Şimdi sizlerden bir yardım isteyeceğim. Sanıyorum ki yaratıcı yazarlık hakkında herkesin bir fikri vardır. Ben bir tanım bırakayım buraya; tamamen özgün bir kurgusal yapı ve üslup ile yazmak, kişiye ait yeni
yazılı bir ürün ortaya çıkarma süreci olarak tanımlanabilir. Yaratıcı yazarlık bireyin yaratıcılık yeteneği ile
bağlantılıdır.
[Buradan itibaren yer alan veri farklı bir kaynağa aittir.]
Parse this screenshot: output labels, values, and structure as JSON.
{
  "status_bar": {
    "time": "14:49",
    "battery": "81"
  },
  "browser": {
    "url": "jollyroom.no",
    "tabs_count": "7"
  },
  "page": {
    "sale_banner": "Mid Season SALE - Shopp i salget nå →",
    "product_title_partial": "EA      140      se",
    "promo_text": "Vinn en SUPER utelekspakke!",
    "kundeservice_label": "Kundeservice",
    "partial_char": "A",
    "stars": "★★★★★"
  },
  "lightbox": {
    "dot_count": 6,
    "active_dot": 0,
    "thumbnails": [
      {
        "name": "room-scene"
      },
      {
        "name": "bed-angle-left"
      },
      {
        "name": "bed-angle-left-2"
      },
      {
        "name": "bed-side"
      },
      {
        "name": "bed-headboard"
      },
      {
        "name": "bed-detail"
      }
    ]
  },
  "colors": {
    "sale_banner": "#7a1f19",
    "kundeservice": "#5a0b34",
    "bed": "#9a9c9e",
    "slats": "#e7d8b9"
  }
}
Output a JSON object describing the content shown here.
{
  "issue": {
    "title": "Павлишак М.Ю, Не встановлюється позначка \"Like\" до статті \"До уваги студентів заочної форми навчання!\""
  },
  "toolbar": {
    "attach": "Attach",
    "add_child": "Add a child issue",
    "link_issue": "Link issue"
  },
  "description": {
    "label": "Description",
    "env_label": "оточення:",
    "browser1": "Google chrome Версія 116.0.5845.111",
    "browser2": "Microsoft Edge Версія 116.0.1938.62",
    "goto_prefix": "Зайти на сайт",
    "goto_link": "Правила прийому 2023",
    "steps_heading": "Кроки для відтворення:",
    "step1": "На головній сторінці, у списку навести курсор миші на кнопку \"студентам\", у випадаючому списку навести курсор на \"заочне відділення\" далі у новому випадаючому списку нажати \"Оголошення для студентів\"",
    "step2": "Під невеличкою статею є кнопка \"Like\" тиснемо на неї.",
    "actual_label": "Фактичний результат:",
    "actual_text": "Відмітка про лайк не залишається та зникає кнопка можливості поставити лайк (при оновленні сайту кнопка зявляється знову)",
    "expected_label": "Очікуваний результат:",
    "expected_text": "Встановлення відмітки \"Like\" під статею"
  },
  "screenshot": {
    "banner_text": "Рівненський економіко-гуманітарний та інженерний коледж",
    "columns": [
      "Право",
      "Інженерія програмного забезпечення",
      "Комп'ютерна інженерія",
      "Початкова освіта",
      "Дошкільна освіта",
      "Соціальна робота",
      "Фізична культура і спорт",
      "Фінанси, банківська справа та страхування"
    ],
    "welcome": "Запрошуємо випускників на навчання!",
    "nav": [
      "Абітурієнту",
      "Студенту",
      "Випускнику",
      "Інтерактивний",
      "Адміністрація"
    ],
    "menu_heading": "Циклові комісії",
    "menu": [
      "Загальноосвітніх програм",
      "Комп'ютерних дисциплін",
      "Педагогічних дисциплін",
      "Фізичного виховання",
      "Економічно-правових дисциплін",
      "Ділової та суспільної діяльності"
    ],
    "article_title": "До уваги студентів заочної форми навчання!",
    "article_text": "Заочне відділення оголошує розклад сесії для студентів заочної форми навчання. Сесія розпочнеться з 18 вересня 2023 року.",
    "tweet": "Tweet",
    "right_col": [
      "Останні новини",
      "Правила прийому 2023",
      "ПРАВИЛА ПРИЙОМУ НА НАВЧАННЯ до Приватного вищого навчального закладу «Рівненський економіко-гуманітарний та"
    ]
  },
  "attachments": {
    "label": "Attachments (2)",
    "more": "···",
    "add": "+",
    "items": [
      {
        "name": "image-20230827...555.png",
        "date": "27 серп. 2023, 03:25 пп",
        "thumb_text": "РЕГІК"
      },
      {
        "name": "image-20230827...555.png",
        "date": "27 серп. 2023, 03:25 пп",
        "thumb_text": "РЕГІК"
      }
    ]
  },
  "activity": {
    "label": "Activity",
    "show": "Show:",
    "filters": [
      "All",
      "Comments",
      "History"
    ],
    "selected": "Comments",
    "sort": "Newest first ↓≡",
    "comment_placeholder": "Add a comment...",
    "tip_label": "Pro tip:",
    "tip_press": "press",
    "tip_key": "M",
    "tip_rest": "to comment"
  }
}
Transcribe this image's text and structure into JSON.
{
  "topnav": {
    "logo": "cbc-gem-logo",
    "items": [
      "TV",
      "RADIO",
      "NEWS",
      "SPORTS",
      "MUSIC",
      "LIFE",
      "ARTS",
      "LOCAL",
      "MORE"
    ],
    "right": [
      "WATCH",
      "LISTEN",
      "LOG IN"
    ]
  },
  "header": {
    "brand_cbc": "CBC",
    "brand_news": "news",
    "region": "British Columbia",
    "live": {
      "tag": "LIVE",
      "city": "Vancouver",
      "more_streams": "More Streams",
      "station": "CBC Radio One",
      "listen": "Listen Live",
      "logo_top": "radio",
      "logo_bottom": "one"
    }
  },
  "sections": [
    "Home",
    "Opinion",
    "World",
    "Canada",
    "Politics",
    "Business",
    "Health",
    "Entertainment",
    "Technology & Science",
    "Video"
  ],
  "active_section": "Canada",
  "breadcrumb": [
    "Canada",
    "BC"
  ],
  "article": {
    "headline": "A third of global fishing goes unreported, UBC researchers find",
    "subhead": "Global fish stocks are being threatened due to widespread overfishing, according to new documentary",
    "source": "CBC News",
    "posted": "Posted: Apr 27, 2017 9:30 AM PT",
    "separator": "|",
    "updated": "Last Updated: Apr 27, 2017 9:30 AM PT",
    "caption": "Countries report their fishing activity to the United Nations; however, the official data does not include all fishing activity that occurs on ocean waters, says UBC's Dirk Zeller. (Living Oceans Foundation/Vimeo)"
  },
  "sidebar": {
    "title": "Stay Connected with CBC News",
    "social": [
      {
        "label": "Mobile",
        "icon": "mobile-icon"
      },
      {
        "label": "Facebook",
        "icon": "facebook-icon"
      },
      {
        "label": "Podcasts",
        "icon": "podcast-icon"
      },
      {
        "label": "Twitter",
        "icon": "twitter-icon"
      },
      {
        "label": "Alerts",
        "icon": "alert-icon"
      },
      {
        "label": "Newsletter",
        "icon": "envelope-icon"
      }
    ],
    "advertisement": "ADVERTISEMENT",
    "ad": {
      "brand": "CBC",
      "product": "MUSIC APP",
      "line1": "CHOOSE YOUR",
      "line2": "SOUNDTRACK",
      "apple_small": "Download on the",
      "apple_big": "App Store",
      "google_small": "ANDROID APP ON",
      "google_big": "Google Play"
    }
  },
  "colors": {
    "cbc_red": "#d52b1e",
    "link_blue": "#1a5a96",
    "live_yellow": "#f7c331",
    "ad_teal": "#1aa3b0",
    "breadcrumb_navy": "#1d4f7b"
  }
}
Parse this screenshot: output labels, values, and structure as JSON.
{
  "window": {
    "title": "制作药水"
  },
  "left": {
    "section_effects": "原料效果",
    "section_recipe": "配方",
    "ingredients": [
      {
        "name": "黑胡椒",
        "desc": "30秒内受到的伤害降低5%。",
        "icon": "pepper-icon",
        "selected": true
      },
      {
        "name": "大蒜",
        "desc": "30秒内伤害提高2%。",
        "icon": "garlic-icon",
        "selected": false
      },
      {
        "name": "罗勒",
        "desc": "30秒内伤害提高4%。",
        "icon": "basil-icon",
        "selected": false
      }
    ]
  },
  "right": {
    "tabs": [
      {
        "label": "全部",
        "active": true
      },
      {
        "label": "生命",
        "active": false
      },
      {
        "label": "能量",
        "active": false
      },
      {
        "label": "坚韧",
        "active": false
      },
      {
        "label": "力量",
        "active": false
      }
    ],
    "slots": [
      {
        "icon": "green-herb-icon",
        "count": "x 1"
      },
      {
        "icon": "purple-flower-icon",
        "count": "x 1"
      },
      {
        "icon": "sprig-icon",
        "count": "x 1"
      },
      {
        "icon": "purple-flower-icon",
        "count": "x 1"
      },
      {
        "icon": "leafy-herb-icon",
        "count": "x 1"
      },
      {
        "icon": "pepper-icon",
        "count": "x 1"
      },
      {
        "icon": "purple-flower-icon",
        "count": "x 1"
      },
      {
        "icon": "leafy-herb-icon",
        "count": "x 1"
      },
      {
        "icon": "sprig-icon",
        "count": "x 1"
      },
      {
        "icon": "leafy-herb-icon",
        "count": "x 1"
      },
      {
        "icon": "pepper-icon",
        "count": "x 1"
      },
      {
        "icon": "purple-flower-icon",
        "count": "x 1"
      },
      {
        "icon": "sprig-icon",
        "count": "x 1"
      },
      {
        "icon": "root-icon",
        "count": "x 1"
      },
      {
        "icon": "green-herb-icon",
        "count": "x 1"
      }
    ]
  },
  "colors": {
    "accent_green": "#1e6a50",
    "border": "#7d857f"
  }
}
Yaratıcı yazarlık zihinsel ve psikolojik bir süreçtir; dolayısıyla bireyin kendini daha iyi tanımasına, özgüven gelişimine, ifade gücünün artmasına, edebi zevklerin gelişimine, özgün fikir üretimine
katkı sağlamaktadır.
Şimdi bu etkinliği bilime dayandırmak istersek nasıl bir tanım yapabiliriz?
Mesela ben şunu biliyorum ki, insan beyninin 4 temel lobu vardır; Frontal, Parietal, Temporal ve Oksipital.
Frontal Lob: Yaratıcılık, problem çözme, planlama, duygular, düşünme ve hareketlerden sorumludur.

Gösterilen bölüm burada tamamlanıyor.